Ecco perché noi procediamo in modo diverso. Costruiamo lampade UV secondo le specifiche esatte richieste dal cliente. Che si tratti di potenziare una linea di sterilizzazione o di modificare una stazione di essiccazione, basta indicarci lunghezza d’onda, potenza e dimensioni della lampada. Noi la costruiamo in modo che si adatti perfettamente alla vostra macchina, e non il contrario.
L’importanza della corrente elettrica
La dose di luce UV dipende dall’equilibrio tra tensione, potenza e lunghezza del tubo. Se questi parametri non sono corretti, la lampada si brucia molto più velocemente del previsto.
Se avete bisogno di una grande potenza in uno spazio ridotto, possiamo aumentare la densità di potenza. Tuttavia, è importante assicurarsi che l’alimentatore elettrico sia in grado di gestire quella tensione elevata. Altrimenti, la lampada si distruggerà in poche settimane. È un modo frustrante per sprecare denaro.
Vetro e connettori
Utilizziamo quarzo fuso ad alta purezza. Perché? Perché permette alla luce UV di passare senza assorbirla. A seconda dell’ambiente in cui sarà installata la lampada, possiamo anche aggiungere rivestimenti speciali che permettono di modificare la distribuzione della luce o di proteggere il vetro da agenti chimici aggressivi.
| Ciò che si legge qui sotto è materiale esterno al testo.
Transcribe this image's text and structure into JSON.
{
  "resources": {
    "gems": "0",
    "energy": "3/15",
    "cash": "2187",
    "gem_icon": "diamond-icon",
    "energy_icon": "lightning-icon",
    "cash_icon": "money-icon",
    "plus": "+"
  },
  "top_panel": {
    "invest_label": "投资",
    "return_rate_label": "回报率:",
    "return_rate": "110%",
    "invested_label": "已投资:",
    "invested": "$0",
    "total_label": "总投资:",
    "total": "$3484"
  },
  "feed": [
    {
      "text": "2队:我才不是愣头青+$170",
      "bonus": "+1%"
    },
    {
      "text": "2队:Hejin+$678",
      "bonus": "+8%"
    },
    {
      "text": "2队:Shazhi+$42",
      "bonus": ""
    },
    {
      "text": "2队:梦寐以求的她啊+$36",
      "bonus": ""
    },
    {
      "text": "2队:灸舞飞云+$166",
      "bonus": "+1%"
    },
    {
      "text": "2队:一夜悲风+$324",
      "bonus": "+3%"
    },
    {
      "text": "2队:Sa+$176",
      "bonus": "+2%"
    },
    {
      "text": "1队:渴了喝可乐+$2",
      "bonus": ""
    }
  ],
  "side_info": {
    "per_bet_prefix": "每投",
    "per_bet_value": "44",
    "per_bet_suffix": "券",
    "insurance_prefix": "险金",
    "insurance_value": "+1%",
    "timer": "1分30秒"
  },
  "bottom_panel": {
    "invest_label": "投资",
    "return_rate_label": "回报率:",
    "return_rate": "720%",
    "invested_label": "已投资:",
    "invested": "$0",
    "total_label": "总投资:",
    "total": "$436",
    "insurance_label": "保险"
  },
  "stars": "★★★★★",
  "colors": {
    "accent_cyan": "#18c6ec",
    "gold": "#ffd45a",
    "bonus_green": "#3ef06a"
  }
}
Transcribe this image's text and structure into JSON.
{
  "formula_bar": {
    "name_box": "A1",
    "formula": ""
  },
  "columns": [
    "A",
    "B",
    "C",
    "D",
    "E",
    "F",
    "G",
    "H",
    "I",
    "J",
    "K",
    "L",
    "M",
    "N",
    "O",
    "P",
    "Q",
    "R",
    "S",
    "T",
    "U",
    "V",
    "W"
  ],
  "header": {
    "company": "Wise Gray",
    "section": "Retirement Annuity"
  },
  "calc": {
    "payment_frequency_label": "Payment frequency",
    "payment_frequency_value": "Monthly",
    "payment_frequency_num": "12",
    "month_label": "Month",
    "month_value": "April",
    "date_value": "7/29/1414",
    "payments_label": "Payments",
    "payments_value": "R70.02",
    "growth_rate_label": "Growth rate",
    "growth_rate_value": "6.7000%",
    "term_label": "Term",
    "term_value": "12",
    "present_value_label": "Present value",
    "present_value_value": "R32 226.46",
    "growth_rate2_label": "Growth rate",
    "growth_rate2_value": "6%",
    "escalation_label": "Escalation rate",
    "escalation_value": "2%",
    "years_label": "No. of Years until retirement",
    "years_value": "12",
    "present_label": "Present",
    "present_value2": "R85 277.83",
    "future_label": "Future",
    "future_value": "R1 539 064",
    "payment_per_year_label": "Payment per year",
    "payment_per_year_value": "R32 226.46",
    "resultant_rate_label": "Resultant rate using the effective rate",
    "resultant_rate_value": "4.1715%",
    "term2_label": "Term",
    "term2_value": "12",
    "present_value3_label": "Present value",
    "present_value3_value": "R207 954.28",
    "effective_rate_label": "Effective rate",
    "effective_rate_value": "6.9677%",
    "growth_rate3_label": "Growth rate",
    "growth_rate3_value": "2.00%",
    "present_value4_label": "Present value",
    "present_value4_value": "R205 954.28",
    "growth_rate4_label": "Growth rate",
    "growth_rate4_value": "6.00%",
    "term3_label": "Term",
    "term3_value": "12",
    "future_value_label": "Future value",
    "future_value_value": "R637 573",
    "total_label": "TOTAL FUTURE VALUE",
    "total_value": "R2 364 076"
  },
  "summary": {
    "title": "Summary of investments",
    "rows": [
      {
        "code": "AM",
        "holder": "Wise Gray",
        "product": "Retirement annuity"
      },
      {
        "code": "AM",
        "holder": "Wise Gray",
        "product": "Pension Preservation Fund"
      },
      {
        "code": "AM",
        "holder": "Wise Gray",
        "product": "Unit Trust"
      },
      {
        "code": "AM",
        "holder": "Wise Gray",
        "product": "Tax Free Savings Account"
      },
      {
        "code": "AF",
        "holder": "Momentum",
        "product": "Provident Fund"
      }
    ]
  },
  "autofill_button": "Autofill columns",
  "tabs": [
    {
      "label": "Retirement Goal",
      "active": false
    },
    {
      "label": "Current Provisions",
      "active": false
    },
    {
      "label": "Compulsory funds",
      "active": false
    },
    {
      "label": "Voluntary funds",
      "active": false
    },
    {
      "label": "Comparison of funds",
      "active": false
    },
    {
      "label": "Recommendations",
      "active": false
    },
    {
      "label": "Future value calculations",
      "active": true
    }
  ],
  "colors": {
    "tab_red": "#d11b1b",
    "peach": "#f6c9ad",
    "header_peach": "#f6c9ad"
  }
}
Per quanto riguarda i connettori, offriamo i soliti tipi G10 e R7s, oppure possiamo creare dei connettori su misura per voi.
Potrebbe sembrare un dettaglio insignificante, ma una connessione instabile può causare problemi seri. Quando la macchina vibra, una connessione instabile può creare arcate elettriche, rovinando così il circuito elettrico. Noi ci assicuriamo che la lampada rimanga ben fissata, indipendentemente dalle vibrazioni dell’apparecchiatura.
Equilibrio tra calore e copertura
Uno dei problemi maggiori legati all’uso delle lampade UV è la presenza di “zone morte”, ovvero aree in cui la luce UV non riesce a raggiungere i materiali da trattare. Risolviamo questo problema regolando la lunghezza e la posizione della lampada, in modo che ogni parte del prodotto venga interessata dalla luce UV.
Tuttavia, c’è un compromesso da trovare: se si vuole ottenere una alta potenza in un tubo piccolo, la temperatura superficiale aumenta notevolmente. Se l’alloggiamento della macchina non è progettato per sopportare tale calore, i riflettori potrebbero danneggiarsi.
Lavoreremo con voi per trovare il giusto equilibrio tra intensità della luce e capacità di raffreddamento dell’apparecchiatura, in modo da evitare problemi legati al calore.